Let's have a quick refresher on how we got to last week's House shenanigans over immigration. House Democrats started to circulate a "discharge petition" for their immigration bill. Discharge petitions can force a vote on blocked legislation, but the majority party leadership will essentially threaten to go back in time and murder your parents, undoing your entire existence, if you even consider signing a discharge petition. They'll let you vote against them, but don't undercut majority party leadership's control of legislative procedure. That's why no discharge petition has been successful in 16 years. The perfect failure record of discharge petitions can now legally drive! [Please, Failure, if I may call you by your first name: use your fuckin' turn signal!]
So, Paul Ryan was dealing with two bills-- a conservative bill from the Freedom Caucus that had no chance of passage, and a discharge petition circulating from the Democrats, which some "moderate" GOPers were thinking about signing. Ryan agreed to let the knuckleheads* have their doomed vote because they don't really care about policy outcomes anyway. They just care about doing the I'm-more-conservative-than-you posturing bullshit. Drama queens, all.
The "moderate" Republicans backed off from the discharge petition with some sort of empty promise. That gave us the Kabuki Theater of last week's House proceedings. Did you know that my first professorship was at Oberlin? Snowflake-central. A few years ago, one with a particularly fascinating crystalline structure complained about the sushi in the dining hall on the basis of "cultural appropriation." I'm not joking. I wish I were. This happened.
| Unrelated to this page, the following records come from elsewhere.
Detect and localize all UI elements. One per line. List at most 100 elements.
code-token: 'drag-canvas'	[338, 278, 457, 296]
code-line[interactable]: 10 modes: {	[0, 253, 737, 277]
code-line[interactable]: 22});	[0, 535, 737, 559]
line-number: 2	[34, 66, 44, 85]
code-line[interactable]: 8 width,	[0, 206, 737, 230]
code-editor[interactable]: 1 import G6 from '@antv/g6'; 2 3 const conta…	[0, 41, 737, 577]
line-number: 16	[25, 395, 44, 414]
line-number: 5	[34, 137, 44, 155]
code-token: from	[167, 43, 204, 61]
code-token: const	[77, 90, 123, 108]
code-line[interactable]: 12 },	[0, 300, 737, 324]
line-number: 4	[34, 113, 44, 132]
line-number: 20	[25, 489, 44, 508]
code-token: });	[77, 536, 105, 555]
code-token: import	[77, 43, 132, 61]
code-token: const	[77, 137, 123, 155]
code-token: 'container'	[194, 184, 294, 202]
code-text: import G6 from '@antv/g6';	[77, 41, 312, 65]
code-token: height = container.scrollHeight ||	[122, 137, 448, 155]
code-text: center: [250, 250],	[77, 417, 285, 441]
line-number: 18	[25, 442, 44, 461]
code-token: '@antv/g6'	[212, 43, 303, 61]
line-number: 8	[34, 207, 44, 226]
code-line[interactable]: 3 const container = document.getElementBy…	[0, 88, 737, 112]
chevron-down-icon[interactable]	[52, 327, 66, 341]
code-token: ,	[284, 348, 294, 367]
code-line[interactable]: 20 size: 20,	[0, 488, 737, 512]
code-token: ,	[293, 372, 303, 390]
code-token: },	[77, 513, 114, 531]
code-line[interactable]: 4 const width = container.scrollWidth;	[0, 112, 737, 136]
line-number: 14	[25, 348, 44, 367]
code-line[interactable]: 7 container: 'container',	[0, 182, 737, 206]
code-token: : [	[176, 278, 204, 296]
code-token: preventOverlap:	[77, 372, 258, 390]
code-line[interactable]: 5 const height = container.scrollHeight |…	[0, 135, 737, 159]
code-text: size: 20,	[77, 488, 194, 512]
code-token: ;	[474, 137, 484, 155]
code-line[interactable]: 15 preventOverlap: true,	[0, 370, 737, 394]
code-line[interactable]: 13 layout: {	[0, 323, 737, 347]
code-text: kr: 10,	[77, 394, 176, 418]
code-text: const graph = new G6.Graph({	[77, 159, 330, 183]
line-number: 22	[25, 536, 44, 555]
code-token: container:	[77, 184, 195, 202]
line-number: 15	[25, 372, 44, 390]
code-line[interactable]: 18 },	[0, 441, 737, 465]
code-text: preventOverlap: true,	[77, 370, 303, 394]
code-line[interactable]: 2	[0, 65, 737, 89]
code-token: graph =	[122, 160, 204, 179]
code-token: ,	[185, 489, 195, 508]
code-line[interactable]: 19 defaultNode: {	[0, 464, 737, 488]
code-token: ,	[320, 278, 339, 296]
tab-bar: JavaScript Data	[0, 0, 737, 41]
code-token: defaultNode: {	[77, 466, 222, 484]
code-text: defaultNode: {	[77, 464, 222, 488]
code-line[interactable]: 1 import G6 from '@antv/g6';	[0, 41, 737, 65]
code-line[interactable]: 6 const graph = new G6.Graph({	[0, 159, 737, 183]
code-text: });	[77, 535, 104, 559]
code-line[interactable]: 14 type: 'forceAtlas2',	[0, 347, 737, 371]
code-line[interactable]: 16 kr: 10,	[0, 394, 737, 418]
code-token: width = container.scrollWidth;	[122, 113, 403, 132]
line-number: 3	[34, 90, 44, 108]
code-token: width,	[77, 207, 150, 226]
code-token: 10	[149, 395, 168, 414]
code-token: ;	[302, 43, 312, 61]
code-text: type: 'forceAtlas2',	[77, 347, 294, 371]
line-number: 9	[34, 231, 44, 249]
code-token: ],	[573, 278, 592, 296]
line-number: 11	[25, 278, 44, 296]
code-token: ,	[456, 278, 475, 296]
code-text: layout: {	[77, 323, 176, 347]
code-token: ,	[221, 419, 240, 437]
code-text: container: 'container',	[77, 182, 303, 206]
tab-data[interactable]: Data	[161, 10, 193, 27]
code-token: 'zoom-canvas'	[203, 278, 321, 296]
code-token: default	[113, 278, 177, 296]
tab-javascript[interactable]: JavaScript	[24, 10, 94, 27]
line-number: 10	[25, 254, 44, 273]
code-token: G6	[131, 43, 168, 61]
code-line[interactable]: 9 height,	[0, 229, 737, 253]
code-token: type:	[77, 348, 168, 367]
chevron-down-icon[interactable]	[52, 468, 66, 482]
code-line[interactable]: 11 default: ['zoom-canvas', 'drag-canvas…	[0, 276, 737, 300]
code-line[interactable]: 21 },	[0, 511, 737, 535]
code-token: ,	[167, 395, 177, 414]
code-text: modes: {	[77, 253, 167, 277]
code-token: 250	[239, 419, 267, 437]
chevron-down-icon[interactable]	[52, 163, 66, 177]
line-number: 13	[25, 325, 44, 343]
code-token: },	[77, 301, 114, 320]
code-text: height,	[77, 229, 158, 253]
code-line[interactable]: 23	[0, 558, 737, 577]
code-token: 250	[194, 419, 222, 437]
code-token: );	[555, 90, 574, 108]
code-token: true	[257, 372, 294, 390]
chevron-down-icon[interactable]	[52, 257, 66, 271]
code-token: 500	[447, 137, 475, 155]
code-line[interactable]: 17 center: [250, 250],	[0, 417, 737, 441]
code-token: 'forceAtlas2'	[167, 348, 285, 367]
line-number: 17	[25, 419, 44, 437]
I'd say there's a stronger case for what's going on in the House right now.
Anyway, my point is that last week's proceedings were all an elaborate show. The conservatives just wanted a posturing vote. As David Mayhew would put it, a "position-taking" vote. See Congress: The Electoral Connection. The "moderates" were just placated. It was a "we hear you, and it's so cute that you think you matter" kind of thing. Remember, though, that even if the discharge petition had worked, nothing was going to get through the Senate. At this point, though, even that wasn't an issue because by keeping the proceedings within the party, the "moderates" were completely locked out. The Freedom Caucus is basically a bunch of Stephen Millers, so they're never going to agree to anything the "moderates" really want, and if a bill were capable of getting Democratic votes, the Freedom Caucus would boot Paul Ryan's ass to the curb if he let it get to the floor. Either way, that leaves the "moderates" isolated, and unable to form a legislative coalition with anyone. This thing is doomed for the simple reason that the GOP, or at least, enough of it, doesn't want anything to happen on immigration except more border patrols and more deportations.
What does Donny-rip-the-kids-away-Trump have to do with that? Not a thing. This is all about internal dynamics in Congress. Trump is just a racist, bloviating fuckwit. OK, he's also a proto-fascist. And a misogynist. A serial sexual predator. A mercantilist moron. And possibly a traitor under the control of a hostile foreign power, but definitely guilty of obstruction of justice, but I should really stop now because I'm getting off-track here. The point is that Trump is irrelevant to this particular matter.
The House Republican caucus has been completely dysfunctional since long before Trump came along. Take him out of the picture, and they'd be just as gridlocked. Trump is as much a symptom of Republican dysfunction as he is a cause of it.
What would I look for in a party making a serious effort at policy-making? The introduction of legislation that makes its way through committee, hearings, markup, floor debate, etc. The GOP has decided to never do that. Why not? Because they're not serious about policy. They don't know what they're doing.
*John Boehner's term for the Freedom Caucus idiots.